Que s’est-il passé dans les coulisses de la Commission électorale kenyane lundi ? Alors que tout le monde attendait la proclamation des résultats de l’élection présidentielle, 4 commissaires sur 7 n’étaient pas d’accord et ont rejeté les résultats, dénonçant un processus « opaque ». Mercredi 17 août, le président de cette commission électorale, Wafula Chebukati, a donné hier sa version des faits.

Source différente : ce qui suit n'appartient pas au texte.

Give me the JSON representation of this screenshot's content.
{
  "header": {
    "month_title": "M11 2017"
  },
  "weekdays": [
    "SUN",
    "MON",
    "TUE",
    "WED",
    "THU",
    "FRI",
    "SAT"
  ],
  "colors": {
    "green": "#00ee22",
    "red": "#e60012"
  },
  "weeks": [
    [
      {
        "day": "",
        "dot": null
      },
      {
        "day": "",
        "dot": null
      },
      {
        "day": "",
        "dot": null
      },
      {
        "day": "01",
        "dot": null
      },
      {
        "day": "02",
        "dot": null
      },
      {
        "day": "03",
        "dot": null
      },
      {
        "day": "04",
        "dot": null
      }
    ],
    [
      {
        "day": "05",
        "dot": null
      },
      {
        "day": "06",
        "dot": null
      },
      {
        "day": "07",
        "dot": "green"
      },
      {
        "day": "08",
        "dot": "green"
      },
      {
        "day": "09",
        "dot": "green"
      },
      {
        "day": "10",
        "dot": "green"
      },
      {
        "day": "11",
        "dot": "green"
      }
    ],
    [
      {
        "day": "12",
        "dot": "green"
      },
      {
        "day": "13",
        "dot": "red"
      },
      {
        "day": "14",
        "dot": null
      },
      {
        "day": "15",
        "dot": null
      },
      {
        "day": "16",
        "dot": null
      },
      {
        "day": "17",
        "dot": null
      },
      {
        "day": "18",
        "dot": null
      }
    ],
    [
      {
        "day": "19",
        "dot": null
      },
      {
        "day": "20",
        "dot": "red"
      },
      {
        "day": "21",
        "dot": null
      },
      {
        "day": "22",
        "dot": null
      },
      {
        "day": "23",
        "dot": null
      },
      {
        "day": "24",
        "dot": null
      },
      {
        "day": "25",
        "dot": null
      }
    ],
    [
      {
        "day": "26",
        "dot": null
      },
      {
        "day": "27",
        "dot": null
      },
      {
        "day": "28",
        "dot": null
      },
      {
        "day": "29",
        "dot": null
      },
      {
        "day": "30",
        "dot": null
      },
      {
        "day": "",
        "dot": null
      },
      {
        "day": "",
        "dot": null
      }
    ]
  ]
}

Selon le président de la commission électorale, tout se serait joué vers 15 heures lundi. Lors d’une réunion, les quatre commissaires qui feraient alors défection auraient tenté de faire pression sur lui pour qu’il accepte de falsifier les résultats et de donner à William Ruto le vainqueur pour provoquer un second tour. Wafula Chebukati affirme s’y être opposée.  » Cela revient à saper la constitution et la volonté souveraine du peuple « , a-t-il déclaré dans son communiqué. Il affirme également que plusieurs membres de son personnel sont toujours «  harcelé et intimidé et qu’en conséquence les élections locales qui n’ont pu se tenir le 9 août et qui avaient été reportées au 23 ont été à nouveau reportées.

Il assure qu’en tant que président de la commission, il a eu raison d’annoncer le résultat, bien que quatre commissaires s’y soient opposés. Mercredi, ces derniers ont tenté de clarifier leurs allégations, mais une partie de leur argumentation reposait sur une erreur de calcul, qui a suscité des critiques, voire des moqueries sur les réseaux sociaux.

Plusieurs observateurs ont également noté les nombreuses similitudes entre leurs arguments et les commentaires faits quelques minutes plus tard par Raïla Odinga pour justifier sa décision de contester sa défaite en justice.